An output device created in the SAP system can be assigned a spool server directly. However, there are many advantages associated with an additional logical layer between the output device and the spool server. You can use logical (spool) servers for this purpose, that stand for a hierarchy of other logical servers and/or real spool servers.

You can classify output devices and spool servers, for example, for test printing or production printing.

The SAP system checks the classifications when saving, and displays a warning message if there are deviations. For example, the system warns you if you attempt to assign a high volume printer to a production print server.

Creating a Logical Spool Server

You can maintain the spool server in transaction SPAD by choosing Spool Servers on the Devices / Servers tab page. Important information for a spool server:

Server Name

Name of the spool server, maximum of 20 characters long (case-sensitive). The field below the server name is intended for a short description.

Server Class

Classify the spool server here (for example, for mass printing).

Logical Server

Select this field when you create a logical server.

Mapping

Name of a real or logical server to which this logical server points.

You can define a spool server (real or logical) specifically for front-end printing by setting the profile parameter rspo/local_print/server to the server name. If no spool server is explicitly defined in this way, the local application server is used if this has at least one spool work process. Otherwise, one of the spool servers in the system defined in the system that has a minimal load is selected for the processing.

If you expect a significant workload due to front-end printing, you should configure at least one additional spool work process for each front-end printing spool server for other tasks.

As already mentioned, you can classify output devices and spool servers. To classify an output device, select it (in transaction SPAD under Output Devices) and call the path Edit -> Classification in the menu.

Advantages of Logical Spool Servers

Downtime Security

When creating a spool server (either a logical server or a spool server), you can specify an alternative server. If the normal server is not available, the SAP system attempts to use this alternative.

You must ensure that all printers that may be used by a different spool server can be controlled in the same way by every spool server. For example, if the output device Test 1 in the example points at operating system level to a printer P42 that is controlled locally, an operating system printer P42 must be available on servers twdf5000 and twdf5001.

You cannot store more than two spool servers for a logical server. Since a logical server can itself point to logical servers, extensive spool server hierarchies are also possible. You can display hierarchies of this type graphically using transaction SPAD.

Load Balancing

You can allow load balancing for every spool server with an alternative server (to do this, select the Allow Load Balancing field). The load of a spool server is calculated from the number of spool work processes, output requests, and printed pages.

For an output request for a spool server with load balancing (the setting can be made for logical servers and spool servers), the system determines the server with the lowest load. The algorithm is recursive: The same selection criteria are used on the mapping and the alternative server (both could be logical servers themselves).

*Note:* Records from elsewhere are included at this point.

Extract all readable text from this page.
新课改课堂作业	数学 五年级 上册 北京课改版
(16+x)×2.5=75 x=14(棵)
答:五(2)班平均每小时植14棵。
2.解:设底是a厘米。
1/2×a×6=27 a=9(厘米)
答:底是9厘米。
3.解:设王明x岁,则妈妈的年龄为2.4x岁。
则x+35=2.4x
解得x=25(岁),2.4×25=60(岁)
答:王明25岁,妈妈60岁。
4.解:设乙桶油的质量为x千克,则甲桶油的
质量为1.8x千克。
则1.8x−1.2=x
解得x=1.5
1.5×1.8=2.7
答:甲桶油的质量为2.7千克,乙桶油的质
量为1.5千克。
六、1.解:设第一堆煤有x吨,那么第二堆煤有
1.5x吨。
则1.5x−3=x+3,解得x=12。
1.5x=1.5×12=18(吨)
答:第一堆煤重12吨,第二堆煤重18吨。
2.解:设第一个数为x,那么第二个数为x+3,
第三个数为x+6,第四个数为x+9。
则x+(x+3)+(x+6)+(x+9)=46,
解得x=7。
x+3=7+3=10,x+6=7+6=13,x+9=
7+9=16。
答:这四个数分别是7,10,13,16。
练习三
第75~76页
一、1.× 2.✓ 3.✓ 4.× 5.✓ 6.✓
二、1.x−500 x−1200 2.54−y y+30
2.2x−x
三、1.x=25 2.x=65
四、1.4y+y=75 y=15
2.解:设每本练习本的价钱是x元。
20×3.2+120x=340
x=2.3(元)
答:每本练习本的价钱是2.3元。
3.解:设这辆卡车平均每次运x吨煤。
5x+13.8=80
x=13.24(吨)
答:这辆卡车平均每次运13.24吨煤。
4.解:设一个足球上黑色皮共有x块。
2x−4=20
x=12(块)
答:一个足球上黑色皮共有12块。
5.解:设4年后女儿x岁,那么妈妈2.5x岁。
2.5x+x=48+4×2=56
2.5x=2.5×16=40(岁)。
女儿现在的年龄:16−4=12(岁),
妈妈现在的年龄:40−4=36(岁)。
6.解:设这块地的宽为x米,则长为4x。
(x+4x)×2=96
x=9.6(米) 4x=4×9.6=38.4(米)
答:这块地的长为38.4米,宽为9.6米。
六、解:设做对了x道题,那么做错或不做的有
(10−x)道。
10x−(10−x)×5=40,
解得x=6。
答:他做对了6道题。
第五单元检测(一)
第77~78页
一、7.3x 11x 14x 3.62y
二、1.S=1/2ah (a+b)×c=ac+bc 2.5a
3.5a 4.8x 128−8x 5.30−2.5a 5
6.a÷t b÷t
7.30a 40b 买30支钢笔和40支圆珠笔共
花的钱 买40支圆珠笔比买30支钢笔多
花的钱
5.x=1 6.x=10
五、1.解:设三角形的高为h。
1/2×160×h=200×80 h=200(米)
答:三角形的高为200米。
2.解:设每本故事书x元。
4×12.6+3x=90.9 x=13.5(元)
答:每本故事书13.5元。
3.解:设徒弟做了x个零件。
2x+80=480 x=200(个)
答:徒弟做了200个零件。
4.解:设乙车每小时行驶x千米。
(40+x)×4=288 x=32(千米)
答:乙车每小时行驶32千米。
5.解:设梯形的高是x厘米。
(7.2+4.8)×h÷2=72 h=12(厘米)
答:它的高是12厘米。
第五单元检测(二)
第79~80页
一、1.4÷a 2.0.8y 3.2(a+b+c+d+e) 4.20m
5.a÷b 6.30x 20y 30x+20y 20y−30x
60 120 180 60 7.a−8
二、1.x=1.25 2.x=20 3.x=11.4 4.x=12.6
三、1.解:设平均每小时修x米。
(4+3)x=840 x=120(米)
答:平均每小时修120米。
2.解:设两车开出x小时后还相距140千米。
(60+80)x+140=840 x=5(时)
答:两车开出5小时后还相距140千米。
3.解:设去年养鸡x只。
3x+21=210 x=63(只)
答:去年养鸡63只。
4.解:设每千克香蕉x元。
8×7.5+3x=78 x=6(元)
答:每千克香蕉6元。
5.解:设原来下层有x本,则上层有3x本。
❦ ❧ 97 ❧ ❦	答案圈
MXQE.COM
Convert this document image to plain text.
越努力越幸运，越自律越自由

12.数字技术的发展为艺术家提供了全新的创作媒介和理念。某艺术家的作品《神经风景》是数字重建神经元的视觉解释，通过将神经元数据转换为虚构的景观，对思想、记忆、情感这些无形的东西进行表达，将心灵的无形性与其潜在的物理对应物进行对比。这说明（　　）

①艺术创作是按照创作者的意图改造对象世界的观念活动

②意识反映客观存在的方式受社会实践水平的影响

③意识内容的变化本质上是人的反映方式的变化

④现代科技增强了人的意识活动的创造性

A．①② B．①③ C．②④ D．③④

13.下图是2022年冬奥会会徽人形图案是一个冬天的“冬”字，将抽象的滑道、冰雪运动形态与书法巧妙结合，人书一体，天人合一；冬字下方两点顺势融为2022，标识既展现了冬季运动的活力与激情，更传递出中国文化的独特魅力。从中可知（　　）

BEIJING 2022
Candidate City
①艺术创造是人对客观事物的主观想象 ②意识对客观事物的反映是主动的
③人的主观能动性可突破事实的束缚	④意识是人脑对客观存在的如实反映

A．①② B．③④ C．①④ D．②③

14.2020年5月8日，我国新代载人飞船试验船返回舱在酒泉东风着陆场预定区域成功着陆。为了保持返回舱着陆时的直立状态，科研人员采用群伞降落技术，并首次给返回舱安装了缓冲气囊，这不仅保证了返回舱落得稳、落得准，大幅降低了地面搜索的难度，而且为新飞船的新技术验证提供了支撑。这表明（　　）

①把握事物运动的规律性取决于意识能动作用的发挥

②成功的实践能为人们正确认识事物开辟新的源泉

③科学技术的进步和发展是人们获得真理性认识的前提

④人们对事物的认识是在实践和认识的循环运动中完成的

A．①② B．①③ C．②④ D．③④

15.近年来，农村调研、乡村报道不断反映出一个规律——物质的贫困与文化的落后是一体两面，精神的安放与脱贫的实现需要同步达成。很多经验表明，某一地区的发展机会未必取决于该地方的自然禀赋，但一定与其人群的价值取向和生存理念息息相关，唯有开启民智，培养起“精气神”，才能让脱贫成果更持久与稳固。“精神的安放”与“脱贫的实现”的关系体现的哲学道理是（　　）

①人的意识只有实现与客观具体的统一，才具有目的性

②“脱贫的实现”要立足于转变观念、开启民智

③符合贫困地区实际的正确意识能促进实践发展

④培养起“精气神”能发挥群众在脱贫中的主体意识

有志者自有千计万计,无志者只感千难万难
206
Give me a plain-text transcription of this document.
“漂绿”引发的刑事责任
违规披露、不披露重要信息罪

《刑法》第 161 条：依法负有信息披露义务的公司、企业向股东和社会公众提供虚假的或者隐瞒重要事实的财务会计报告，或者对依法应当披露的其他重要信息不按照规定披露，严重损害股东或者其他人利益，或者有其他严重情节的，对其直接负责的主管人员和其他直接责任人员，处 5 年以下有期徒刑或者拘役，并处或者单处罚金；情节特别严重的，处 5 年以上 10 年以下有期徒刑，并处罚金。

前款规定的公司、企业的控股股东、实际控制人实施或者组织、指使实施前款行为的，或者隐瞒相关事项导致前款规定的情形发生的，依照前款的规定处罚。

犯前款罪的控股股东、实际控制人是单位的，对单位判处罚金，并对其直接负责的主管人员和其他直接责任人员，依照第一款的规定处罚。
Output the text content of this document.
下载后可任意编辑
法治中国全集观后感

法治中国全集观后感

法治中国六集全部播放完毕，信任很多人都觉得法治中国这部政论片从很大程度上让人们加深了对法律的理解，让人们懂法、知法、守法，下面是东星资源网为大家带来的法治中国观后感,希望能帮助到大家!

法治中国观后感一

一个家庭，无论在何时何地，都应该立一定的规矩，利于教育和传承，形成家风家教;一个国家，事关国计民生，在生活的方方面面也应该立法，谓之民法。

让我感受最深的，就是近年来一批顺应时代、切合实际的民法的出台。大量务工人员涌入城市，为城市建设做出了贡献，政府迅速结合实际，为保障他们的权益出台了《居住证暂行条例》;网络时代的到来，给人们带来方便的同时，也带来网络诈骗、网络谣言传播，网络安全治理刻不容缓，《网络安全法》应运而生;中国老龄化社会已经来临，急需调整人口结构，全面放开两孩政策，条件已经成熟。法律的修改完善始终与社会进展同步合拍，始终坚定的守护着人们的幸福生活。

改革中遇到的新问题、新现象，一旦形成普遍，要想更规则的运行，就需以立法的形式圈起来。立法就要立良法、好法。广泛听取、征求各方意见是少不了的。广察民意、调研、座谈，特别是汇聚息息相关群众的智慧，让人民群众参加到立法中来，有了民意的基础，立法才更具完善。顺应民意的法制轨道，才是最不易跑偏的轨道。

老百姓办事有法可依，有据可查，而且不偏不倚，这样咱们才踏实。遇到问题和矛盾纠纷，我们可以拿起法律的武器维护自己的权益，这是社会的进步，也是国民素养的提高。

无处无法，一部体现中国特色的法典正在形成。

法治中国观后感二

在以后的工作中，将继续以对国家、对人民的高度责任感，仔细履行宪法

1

Sequential request processing (property of an output device) has priority over the load balancing shown here (property of a spool server). This means that output requests for an output device with sequential request processing would not be distributed in accordance with the current load, although assigned to a spool server with load balancing.

Transporting the Print Landscape

The concept of logical servers supports you when defining a consistent, transportable print landscape. Logical servers can - unlike real spool servers - have the same name in various SAP systems. In this way, you can define a consistent SAP print architecture in the development system and then transport it to other systems. After the transport, you must only adjust the mapping of the logical servers to the spool servers of the new system.

There are functions for the manual transport of output devices and spool servers in transaction SPAD.